If I'm an employee above the distribution threshold, doesn't this incentivize me to leave early (ideally right before the distribution event) rather than get my shares redistributed?
Is it really the best way to incentivize people to do a good job, the future possibility of a large exit, and that they'd get an additional share?
I like the idea of something being pre-determined, set from the get-go, however as you mentioned different individuals have and bring different value and have different impact in the company. Does it make sense for high impact people to get a 1 megadonk increase, along with a low impact employee?
There's another model I was hoping to be able to explore, though I don't have a lawyer nor could afford putting the resources towards writing any draft for it - which takes more of a convertible notes with a cap -- you give employees higher equity initially, so if the company doesn't do as well then those employees gain more, and that equity comes with a cap - so say it's 2.5% of the company with a $5 million cap and that employee has agreed they'd be happy with that outcome. The company exits for $1 billion which would require a lot more effort from a lot of people - save if it's some automatic viral scaling company with only a small team, e.g. WhatsApp with ~35 employees before selling to Facebook ... under this model then employees 30-35 in WhatsApp scenario could gain $100s of millions of dollars for very little time and energy invested?

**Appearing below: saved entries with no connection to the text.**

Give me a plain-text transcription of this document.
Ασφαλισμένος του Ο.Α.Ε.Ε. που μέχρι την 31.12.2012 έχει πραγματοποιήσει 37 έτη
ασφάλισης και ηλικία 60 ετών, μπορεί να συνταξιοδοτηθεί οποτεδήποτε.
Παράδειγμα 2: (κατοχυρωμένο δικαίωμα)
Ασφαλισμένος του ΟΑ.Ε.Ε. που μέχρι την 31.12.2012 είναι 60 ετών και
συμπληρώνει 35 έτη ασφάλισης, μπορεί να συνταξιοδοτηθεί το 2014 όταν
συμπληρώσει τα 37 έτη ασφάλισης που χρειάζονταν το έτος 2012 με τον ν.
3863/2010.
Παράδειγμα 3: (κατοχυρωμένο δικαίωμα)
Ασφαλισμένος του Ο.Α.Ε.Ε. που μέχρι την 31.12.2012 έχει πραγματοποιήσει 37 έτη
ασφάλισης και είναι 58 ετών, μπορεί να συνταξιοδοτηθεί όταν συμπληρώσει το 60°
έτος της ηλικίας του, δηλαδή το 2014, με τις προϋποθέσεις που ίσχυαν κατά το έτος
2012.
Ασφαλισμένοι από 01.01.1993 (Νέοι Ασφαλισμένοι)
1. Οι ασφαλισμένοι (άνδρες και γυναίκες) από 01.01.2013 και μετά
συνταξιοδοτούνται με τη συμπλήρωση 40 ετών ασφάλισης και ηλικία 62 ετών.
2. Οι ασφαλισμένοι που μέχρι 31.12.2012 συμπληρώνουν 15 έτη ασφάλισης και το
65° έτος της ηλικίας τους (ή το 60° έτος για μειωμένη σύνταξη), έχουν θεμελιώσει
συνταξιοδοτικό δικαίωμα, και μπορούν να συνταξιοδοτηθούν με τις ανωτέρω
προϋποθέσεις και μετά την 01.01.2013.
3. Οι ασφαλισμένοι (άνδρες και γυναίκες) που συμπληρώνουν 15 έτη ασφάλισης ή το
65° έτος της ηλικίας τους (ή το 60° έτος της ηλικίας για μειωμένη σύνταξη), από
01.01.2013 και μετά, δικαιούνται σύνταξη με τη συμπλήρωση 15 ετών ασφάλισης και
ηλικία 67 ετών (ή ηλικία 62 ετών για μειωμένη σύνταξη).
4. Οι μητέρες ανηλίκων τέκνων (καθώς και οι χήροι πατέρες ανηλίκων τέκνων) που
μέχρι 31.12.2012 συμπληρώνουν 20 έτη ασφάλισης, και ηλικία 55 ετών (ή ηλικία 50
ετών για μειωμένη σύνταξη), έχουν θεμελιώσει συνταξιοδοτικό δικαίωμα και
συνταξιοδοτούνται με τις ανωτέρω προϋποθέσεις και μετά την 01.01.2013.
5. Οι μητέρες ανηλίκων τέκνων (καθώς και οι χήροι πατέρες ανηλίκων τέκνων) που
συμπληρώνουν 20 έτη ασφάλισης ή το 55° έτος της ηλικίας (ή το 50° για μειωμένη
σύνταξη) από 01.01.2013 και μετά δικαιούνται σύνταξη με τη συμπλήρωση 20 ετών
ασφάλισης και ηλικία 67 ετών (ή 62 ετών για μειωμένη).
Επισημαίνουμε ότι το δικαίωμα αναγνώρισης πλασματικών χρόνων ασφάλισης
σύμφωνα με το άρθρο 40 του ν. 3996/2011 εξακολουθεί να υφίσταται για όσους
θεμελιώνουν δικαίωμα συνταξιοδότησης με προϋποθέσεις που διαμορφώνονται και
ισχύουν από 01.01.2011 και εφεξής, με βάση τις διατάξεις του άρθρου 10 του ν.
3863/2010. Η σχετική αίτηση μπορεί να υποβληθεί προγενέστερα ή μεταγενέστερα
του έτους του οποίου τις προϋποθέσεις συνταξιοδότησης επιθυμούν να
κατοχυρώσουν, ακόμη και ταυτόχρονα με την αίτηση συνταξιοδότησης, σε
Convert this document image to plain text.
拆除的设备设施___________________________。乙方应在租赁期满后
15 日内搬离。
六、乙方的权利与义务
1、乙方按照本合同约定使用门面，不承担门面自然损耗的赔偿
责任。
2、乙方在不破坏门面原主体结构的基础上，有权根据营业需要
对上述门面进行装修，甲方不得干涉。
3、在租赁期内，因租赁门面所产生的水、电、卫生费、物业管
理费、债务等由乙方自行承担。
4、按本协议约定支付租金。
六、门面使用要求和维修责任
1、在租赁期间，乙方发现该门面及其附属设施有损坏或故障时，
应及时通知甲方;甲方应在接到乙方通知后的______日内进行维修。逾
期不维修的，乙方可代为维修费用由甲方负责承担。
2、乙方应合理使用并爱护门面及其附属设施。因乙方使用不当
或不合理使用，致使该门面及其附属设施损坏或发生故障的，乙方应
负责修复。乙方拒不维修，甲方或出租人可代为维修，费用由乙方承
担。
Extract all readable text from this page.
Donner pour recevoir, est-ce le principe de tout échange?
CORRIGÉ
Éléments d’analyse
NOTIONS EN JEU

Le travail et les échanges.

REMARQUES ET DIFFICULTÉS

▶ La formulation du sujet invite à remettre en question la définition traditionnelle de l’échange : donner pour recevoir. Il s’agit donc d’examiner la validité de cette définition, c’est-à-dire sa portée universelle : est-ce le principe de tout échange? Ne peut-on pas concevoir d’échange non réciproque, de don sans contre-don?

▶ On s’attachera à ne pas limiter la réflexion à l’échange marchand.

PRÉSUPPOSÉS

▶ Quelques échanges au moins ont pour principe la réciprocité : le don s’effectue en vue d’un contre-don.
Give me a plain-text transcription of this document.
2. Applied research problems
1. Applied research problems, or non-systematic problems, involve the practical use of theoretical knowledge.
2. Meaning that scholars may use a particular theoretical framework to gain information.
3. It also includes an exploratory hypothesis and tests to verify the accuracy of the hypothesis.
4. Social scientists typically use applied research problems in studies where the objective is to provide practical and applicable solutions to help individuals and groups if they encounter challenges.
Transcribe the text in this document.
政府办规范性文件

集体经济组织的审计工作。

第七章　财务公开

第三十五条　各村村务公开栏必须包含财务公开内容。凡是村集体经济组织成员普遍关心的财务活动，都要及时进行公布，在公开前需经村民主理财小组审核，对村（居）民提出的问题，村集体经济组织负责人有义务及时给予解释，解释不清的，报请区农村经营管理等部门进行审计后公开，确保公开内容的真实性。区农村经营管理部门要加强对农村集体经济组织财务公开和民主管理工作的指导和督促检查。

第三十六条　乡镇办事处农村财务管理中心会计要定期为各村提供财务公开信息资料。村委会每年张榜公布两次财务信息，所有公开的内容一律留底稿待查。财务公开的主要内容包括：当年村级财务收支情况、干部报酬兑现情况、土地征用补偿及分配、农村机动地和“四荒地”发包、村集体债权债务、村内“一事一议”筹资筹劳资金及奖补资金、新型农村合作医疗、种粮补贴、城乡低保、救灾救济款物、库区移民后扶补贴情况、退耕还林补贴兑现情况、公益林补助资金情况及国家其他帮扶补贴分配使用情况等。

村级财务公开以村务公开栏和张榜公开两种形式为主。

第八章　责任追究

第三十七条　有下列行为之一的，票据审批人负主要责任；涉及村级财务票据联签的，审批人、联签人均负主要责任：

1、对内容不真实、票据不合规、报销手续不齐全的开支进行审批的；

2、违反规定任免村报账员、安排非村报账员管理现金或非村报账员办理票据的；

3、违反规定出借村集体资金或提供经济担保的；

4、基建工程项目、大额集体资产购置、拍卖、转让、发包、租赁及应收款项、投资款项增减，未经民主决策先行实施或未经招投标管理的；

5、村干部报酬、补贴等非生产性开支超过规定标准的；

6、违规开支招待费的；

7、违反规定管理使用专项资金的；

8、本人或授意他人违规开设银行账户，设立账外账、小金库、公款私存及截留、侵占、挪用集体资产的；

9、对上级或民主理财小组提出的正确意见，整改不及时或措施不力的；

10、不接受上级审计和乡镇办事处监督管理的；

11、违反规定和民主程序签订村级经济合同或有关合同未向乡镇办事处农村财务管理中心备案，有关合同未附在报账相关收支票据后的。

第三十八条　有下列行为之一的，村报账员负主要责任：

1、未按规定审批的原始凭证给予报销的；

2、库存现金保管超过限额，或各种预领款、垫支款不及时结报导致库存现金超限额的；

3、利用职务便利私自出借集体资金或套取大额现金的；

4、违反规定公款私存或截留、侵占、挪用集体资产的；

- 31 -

If an early employee leaves, they don't get to participate in the kicker pool. Suppose it takes a company 10 years to have a significant liquidity event. In the timespan, it's very likely key employees join & leave and don't best a stake that would achieve financial independence. Shouldn't these employees also have access to the kicker pool? A relevant example here is Quora, where several very key engineers have left but (I'm assuming) wouldn't achieve financial independence in an IPO. Isn't this system a bit predicated on a high growth company that hopes to IPO within a few years? What might help is giving option/shareholders access to the kicker pool so long as they don't liquidate otherwise.
Is this something you implemented from the incorporation at Detour or only later on as the company started to grow? Seems like this level of complexity when the company is still incipient could be too much mental overhead.
I guess you give the same amount of kickers to every employee. Wont the kickers then be too diluted to be worth anything? I haven't done the math, just a feeling.
It doesn't seem like it. My read is that 50% of the windfall is distributed evenly and 50% is distributed according to the existing equity disbursement. It's like a basic income. It's designed so that in a company of N employees, no one gets less than 1/2*N of the payout.
It's a great idea because it means that average employees will actually be motivated by the equity; let's be honest, 0.05%, vesting over 4 years, of a 100-person company isn't enough to motivate anyone except for a starry-eyed young kid on his first startup.
If Silicon Valley ever wants to grow up and remain innovative, that's the sort of thing we'll need. A 0.05% slice is just a bonus and, compared to Wall Street, a pretty weak one.